May McMillan, Gary's son, was in Omaha when he learned the news. He said he got on the first flight to Florida.
"Your dad is standing in front of you one day and then you never see him again. Can't see the body. Can't talk to him. Never get to say goodbye," he said.
Jessica Hughes, Gary's daughter, was out of state too. She said she immediately broke down.
"All the memories. All the things we still had to experience together and you don't expect that to happen out of nowhere in a freak accident," Hughes said.
A freak accident that could have been prevented. If there were safer areas for cyclists.
"This has to stop. We have to have safe bike lanes. We have to have more bike paths. We have to have more awareness," Hedelson said.
Awareness that cars share the roadways with cyclists.
"At the end of the day, he wanted was people to be safe and enjoy their lives," May McMillan said.
Gary had a life filled with joy. He often went on bike rides with his kids.
"I mean, I would complain the whole time. Now, I wish I could have one more bike ride," Hughes said.
Now, Gary's family is committed to bringing safe rides for cyclists around the area.
Instead of flowers, they ask folks to donate to the Naples Pathways Coalition to further their mission.
"To create a safe, walkable bikeable community. We do that working with policymakers, so when roads are built or improved that the needs of pedestrians and cyclists are included," Michelle Avola-Brown, Executive Director of the Naples Pathways Coalition, said.
If you would like to donate, click here. Add a note in the memo or comment field that says "In Memory of Gary McMillan."

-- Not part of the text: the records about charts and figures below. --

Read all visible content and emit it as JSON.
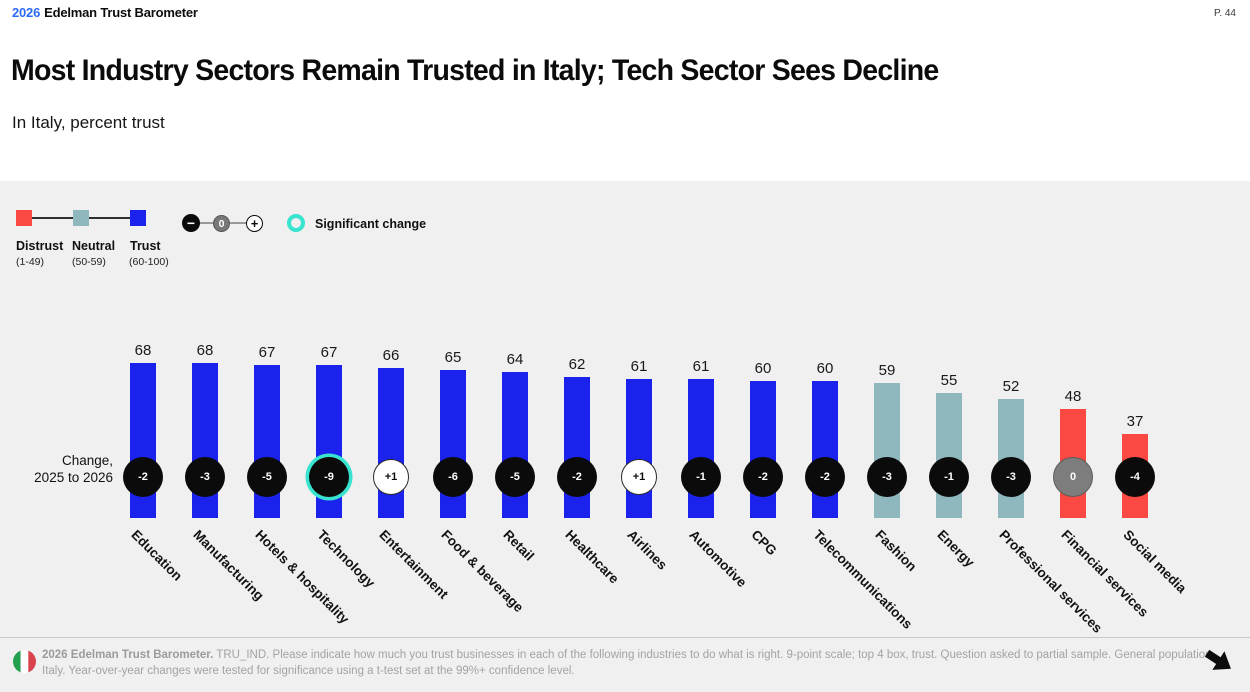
{
  "header": {
    "year": "2026",
    "brand": "Edelman Trust Barometer",
    "page": "P. 44"
  },
  "title": "Most Industry Sectors Remain Trusted in Italy; Tech Sector Sees Decline",
  "subtitle": "In Italy, percent trust",
  "legend": {
    "scale": [
      {
        "label": "Distrust",
        "range": "(1-49)",
        "color": "#fa4843"
      },
      {
        "label": "Neutral",
        "range": "(50-59)",
        "color": "#8fb8be"
      },
      {
        "label": "Trust",
        "range": "(60-100)",
        "color": "#1b22ec"
      }
    ],
    "change_glyph": {
      "minus": "−",
      "zero": "0",
      "plus": "+"
    },
    "significant_label": "Significant change",
    "significant_color": "#38e3cf"
  },
  "chart_data": {
    "type": "bar",
    "title": "Most Industry Sectors Remain Trusted in Italy; Tech Sector Sees Decline",
    "xlabel": "",
    "ylabel": "percent trust",
    "ylim": [
      0,
      100
    ],
    "grid": false,
    "categories": [
      "Education",
      "Manufacturing",
      "Hotels & hospitality",
      "Technology",
      "Entertainment",
      "Food & beverage",
      "Retail",
      "Healthcare",
      "Airlines",
      "Automotive",
      "CPG",
      "Telecommunications",
      "Fashion",
      "Energy",
      "Professional services",
      "Financial services",
      "Social media"
    ],
    "values": [
      68,
      68,
      67,
      67,
      66,
      65,
      64,
      62,
      61,
      61,
      60,
      60,
      59,
      55,
      52,
      48,
      37
    ],
    "changes": [
      "-2",
      "-3",
      "-5",
      "-9",
      "+1",
      "-6",
      "-5",
      "-2",
      "+1",
      "-1",
      "-2",
      "-2",
      "-3",
      "-1",
      "-3",
      "0",
      "-4"
    ],
    "significant": [
      false,
      false,
      false,
      true,
      false,
      false,
      false,
      false,
      false,
      false,
      false,
      false,
      false,
      false,
      false,
      false,
      false
    ],
    "band_thresholds": {
      "trust_min": 60,
      "neutral_min": 50
    },
    "row_label_line1": "Change,",
    "row_label_line2": "2025 to 2026"
  },
  "footer": {
    "source_bold": "2026 Edelman Trust Barometer.",
    "source_line1": " TRU_IND. Please indicate how much you trust businesses in each of the following industries to do what is right. 9-point scale; top 4 box, trust. Question asked to partial sample. General population,",
    "source_line2": "Italy. Year-over-year changes were tested for significance using a t-test set at the 99%+ confidence level.",
    "flag": "italy-flag"
  }
}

You can also mail your donations to Naples Pathways Coalition at 539 Fifth Avenue South, #464, Naples, FL 34102.
Unfortunately, this is a scary trend in Florida. Eighteen percent of cyclists killed in this county were on Florida roadways, says Rachael Maney, the National Director of Bike Law. This statistic is from 2019.
She said those motorists only get a moving violation, which is a ticket that can be mailed most of the time. She said change is needed.